Derived from CISA KEV catalog entry for CVE-2026-20230 and Cyber Security News reporting, June 25–26, 2026.

Still watching

Aging items · days 2–5

Items here remain operationally relevant but have no significant new developments. They drop off after 7 days.

Cordyceps GitHub Actions supply chain flaw (Issue 72). Named examples at Microsoft, Google, Apache, Cloudflare fixed. Pattern continues across millions of repositories. Audit CI/CD workflow trust boundaries. AI-generated YAML reproduces the insecure pattern. Day 2

FortiBleed (Issues 68–71). Russian IAB, multi-vendor, 19,000 active sniffers as of June 24. Patch, invalidate sessions, rotate credentials, audit for troot-style rogue accounts. Operation continues. Day 5

Cross-source standouts

The DirtyFrag family illustrates that a patched vulnerability class is not a closed one

DirtyFrag was patched. Fragnesia bypassed the DirtyFrag patch by finding a different flag-dropping path. The DirtyFrag patches were expanded. DirtyClone bypasses the expanded patches by exploiting yet another fragment-transfer helper that was not covered. JFrog explicitly states that the underlying problem is architectural: Linux zero-copy networking lets file-backed memory serve as packet data, and a single dropped metadata flag anywhere in a large set of fragment-handling functions turns a performance optimization into a root write primitive. The Linux kernel team has now patched five CVEs in this family across roughly two months. JFrog believes additional variants in code paths not yet audited remain possible. Organizations treating the original DirtyFrag patch as closing this exposure should verify their kernel includes all five CVEs in the family, not just the one that prompted the initial kernel update.
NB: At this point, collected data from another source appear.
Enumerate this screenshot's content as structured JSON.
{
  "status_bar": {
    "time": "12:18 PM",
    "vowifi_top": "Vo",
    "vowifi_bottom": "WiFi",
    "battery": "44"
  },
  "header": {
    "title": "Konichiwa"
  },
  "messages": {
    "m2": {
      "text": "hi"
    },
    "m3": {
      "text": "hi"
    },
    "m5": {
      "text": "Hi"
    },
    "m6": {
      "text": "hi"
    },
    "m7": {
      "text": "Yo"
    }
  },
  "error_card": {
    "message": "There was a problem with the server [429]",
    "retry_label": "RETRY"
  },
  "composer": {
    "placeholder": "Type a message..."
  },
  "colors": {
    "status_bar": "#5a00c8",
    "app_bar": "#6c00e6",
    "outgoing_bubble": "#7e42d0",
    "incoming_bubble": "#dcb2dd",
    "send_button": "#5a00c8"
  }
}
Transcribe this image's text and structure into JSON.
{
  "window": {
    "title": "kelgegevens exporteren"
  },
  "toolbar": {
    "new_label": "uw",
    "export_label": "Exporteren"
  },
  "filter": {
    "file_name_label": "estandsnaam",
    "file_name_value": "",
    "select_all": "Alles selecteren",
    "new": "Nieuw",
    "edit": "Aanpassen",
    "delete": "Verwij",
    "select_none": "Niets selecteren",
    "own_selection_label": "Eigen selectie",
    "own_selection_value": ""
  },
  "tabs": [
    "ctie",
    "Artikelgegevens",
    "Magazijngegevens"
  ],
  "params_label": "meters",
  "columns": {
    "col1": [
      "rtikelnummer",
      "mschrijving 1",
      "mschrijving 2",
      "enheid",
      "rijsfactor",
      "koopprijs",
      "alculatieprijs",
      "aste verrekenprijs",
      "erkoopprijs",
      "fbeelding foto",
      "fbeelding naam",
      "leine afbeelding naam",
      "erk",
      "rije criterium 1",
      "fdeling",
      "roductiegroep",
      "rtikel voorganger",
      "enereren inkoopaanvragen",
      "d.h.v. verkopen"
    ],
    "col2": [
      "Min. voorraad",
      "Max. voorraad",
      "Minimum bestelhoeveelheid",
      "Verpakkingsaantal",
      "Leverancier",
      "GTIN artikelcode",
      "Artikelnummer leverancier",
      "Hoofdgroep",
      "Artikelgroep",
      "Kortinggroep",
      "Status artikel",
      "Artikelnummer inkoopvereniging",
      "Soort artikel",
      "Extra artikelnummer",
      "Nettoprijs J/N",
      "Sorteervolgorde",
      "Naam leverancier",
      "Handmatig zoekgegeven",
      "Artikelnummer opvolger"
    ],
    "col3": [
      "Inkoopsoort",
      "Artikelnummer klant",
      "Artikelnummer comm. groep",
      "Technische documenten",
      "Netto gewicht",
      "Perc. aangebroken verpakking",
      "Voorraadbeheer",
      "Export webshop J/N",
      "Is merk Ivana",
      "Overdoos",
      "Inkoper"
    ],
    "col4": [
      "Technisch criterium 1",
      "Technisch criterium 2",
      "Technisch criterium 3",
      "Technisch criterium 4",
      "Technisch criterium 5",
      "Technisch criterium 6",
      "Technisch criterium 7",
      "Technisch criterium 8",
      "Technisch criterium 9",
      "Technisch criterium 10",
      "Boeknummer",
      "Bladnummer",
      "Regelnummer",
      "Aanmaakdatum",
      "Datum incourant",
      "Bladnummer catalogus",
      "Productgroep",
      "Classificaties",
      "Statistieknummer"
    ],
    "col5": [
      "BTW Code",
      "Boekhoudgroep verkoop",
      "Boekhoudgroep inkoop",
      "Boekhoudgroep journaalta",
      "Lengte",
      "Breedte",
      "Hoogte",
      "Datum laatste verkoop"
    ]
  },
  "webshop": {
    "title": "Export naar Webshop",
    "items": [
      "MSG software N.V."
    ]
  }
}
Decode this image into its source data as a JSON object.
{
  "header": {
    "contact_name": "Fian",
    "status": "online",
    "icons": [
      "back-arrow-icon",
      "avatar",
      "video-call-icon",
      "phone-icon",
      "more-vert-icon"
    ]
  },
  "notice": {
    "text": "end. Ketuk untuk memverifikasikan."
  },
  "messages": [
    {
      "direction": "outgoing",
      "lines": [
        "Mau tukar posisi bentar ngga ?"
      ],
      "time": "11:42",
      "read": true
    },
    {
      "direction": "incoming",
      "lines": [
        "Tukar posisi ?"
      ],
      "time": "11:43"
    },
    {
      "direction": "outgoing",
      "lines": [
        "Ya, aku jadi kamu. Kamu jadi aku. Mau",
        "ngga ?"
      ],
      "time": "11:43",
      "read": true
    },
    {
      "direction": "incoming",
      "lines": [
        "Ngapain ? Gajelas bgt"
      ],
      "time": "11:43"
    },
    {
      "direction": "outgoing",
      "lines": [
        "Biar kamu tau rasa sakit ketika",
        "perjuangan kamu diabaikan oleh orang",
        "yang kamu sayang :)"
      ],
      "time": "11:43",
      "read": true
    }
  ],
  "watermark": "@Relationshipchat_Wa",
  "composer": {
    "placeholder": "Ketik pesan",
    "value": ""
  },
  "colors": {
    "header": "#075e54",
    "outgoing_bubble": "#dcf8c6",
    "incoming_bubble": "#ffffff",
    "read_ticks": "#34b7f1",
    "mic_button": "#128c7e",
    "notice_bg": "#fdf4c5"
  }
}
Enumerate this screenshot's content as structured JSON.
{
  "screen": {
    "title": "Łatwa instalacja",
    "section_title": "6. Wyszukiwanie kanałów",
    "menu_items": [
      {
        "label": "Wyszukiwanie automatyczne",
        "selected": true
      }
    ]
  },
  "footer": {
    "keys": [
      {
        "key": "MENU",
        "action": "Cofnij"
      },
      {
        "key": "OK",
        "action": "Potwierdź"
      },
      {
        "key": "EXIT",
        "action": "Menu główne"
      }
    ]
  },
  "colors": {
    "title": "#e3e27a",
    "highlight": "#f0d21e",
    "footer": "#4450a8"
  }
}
PTC Windchill reaching CISA KEV is a signal about industrial software as an attack surface

CISA described the Windchill KEV addition as the first-ever PTC product vulnerability in the catalog. PTC Windchill manages product design, engineering, and manufacturing data in exactly the industries that are most sensitive to intellectual property theft: aerospace, defense, automotive, and industrial manufacturing. The fact that this class of software has not historically attracted the attacker attention that enterprise IT platforms have received does not mean it is inherently more secure. It reflects attacker priority at a given moment in time. As geopolitical tensions focus attacker resources on defense industrial base targets, product lifecycle management systems holding engineering specifications and design data are the logical repository to target. The specific CVSS 9.3 and unauthenticated attack vector, combined with confirmed active exploitation, suggest this was an opportunistic exploitation campaign against a newly patched flaw, not a targeted intrusion. Both possibilities are concerning for different reasons.